2000 - 2001 Sezonu
Araştırma, Metin ve Sahneye Koyan: Naci ASLAN
Işık - Efekt: Volkan NALBANT
Çevre: Oluşum
Oynayanlar
Ufuk ANIL
Canberk HACIBALOĞLU
Pınar ÖKTEM
Nazlı Cankuş KARA
Rüya KOMAN
Sibel ÇAM
Nahid USAL
Nuran GÜL
Su, Toprak ve Güneş’e...
Uygarlığın gelişebilmesi için tarihsel süreçte insanın yerleşik düzene geçmesi gerekti. Toplayıcılıktan tarıma geçebilmesi için ise Su, Toprak ve bol Güneş’e daha çok ihtiyaç duydu. Üzerinde yaşadığımız anakarada bu koşullara uygun iki yer vardı. Bunlar nehirlerin denize karışırken oluşturduğu deltaların olduğu ve taşıdıkları verimli topraklarla tarım için son derece elverişli olan Nil Bölgesi (Mısır Uygarlığı buradan doğdu) ve Dicle ile Fırat’ın birleştiği bölge olan Mezopotamya idi. Mezopotamya’da yaratılan kültür batıya (Anadolu’ya) doğru yayıldı ve gelişti. Anadolu buradan aldığı birikimle kendi kültürünü yarattı.

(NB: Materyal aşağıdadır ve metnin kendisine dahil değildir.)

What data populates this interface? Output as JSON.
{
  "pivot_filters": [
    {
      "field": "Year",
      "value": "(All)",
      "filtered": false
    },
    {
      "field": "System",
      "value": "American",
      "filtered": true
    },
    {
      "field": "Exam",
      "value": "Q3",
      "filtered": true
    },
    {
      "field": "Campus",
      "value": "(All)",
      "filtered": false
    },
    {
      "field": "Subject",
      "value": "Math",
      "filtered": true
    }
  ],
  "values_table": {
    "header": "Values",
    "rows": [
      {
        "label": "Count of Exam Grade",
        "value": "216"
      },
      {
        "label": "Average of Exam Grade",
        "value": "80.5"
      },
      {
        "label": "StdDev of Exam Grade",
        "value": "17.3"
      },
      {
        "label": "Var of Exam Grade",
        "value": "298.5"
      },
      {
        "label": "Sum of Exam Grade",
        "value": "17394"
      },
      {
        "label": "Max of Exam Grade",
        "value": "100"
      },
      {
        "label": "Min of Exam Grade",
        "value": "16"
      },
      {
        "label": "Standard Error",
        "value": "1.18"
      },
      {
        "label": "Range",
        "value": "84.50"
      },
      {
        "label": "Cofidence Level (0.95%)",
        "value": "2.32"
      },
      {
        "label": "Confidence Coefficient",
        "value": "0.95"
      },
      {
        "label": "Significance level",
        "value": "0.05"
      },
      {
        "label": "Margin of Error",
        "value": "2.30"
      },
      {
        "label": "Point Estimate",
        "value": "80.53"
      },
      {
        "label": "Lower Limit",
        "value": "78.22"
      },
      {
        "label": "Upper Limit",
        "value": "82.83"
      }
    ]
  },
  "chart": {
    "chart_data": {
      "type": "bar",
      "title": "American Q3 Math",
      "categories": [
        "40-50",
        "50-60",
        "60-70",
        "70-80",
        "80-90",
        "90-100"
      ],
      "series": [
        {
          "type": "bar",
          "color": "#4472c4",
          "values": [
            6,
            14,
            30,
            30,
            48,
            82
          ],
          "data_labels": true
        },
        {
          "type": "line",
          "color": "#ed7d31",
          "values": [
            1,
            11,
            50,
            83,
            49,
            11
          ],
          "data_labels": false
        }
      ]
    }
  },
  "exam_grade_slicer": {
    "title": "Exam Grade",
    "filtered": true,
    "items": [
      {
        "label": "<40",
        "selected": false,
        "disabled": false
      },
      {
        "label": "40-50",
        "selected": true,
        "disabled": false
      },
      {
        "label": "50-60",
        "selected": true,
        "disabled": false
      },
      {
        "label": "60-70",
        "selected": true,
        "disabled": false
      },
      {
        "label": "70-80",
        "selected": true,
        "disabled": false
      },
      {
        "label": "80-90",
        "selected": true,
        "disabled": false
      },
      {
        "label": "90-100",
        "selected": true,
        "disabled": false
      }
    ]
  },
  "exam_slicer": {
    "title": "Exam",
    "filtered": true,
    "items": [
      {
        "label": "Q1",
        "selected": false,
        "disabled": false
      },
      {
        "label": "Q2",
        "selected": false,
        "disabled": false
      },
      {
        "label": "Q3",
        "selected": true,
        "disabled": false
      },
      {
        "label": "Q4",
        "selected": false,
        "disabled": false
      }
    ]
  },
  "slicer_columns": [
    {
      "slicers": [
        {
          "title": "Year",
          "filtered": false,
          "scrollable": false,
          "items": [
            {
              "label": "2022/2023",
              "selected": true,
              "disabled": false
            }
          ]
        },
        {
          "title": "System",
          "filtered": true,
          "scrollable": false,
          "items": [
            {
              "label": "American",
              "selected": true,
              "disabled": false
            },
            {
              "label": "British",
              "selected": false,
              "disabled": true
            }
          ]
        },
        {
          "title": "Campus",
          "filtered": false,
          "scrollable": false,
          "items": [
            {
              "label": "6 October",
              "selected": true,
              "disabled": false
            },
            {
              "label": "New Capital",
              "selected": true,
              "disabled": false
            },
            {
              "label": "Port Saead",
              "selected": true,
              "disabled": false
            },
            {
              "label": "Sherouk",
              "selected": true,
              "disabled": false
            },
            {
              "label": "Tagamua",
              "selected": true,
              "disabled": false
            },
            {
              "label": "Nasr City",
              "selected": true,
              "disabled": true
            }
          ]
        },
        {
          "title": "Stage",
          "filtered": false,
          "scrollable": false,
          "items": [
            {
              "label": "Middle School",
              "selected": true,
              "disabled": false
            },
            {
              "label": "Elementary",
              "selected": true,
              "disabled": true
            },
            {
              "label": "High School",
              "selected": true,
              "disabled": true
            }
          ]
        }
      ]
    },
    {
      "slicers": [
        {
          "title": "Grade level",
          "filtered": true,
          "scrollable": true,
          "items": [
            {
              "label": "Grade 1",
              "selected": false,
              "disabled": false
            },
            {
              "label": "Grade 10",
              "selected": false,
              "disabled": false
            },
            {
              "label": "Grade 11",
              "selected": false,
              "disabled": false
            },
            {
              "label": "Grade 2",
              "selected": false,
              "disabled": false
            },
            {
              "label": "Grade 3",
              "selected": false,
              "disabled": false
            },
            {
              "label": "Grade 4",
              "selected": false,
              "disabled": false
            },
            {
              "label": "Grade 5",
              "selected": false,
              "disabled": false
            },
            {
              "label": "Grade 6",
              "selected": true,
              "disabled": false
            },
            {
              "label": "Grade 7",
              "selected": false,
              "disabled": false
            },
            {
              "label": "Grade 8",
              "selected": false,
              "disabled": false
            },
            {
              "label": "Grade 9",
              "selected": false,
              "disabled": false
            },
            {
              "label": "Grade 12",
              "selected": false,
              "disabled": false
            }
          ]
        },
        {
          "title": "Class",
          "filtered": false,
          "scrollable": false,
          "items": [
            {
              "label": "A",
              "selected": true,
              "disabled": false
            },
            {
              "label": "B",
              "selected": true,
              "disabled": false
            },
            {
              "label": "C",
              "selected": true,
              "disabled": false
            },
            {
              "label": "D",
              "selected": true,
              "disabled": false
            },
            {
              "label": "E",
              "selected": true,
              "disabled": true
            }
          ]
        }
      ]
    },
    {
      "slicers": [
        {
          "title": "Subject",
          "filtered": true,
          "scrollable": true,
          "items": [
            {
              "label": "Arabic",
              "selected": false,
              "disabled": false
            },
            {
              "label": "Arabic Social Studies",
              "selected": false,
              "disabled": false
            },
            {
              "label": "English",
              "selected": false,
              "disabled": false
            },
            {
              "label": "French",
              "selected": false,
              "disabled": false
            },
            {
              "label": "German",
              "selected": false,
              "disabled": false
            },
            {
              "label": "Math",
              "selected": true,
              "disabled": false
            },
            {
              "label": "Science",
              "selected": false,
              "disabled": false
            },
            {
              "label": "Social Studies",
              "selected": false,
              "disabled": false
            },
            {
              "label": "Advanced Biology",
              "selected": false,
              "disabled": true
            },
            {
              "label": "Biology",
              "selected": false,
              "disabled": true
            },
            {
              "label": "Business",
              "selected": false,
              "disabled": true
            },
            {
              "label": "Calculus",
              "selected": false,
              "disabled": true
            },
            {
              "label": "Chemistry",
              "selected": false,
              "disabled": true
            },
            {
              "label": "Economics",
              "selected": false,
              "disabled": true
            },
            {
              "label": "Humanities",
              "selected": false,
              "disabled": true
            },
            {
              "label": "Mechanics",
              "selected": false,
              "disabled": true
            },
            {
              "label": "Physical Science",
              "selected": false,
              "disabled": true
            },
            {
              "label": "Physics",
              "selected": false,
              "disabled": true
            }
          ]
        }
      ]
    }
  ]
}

İnsanoğlu bugünkü uygarlık düzeyine gelebilmek için yüzbinlerce yıl boyunca merak etti, araştırdı, biriktirdi, keşfetti ve öğrendi.
Obsidyen taşının keskin kenarı ile bir hayvanın derisini yüzerken, sanatın; bu taşın simetrik iki yüzeyinin, kendisinde uyandırdığı ritim duygusunu, doğayı yansılarken kullandığı dansa yansıtmasından doğacağından habersizdi.
İnsanoğlu onbinlerce yıl önce, nemli ve karanlık bir mağarada yaktığı ateşi, hiç söndürmeksizin günümüze kadar getirdi. Ateşin coşkusu; savaşlar, hastalıklar, yokluklar, yoksulluklar ve katliamlarla zaman zaman azaldı ama hiç sönmedi.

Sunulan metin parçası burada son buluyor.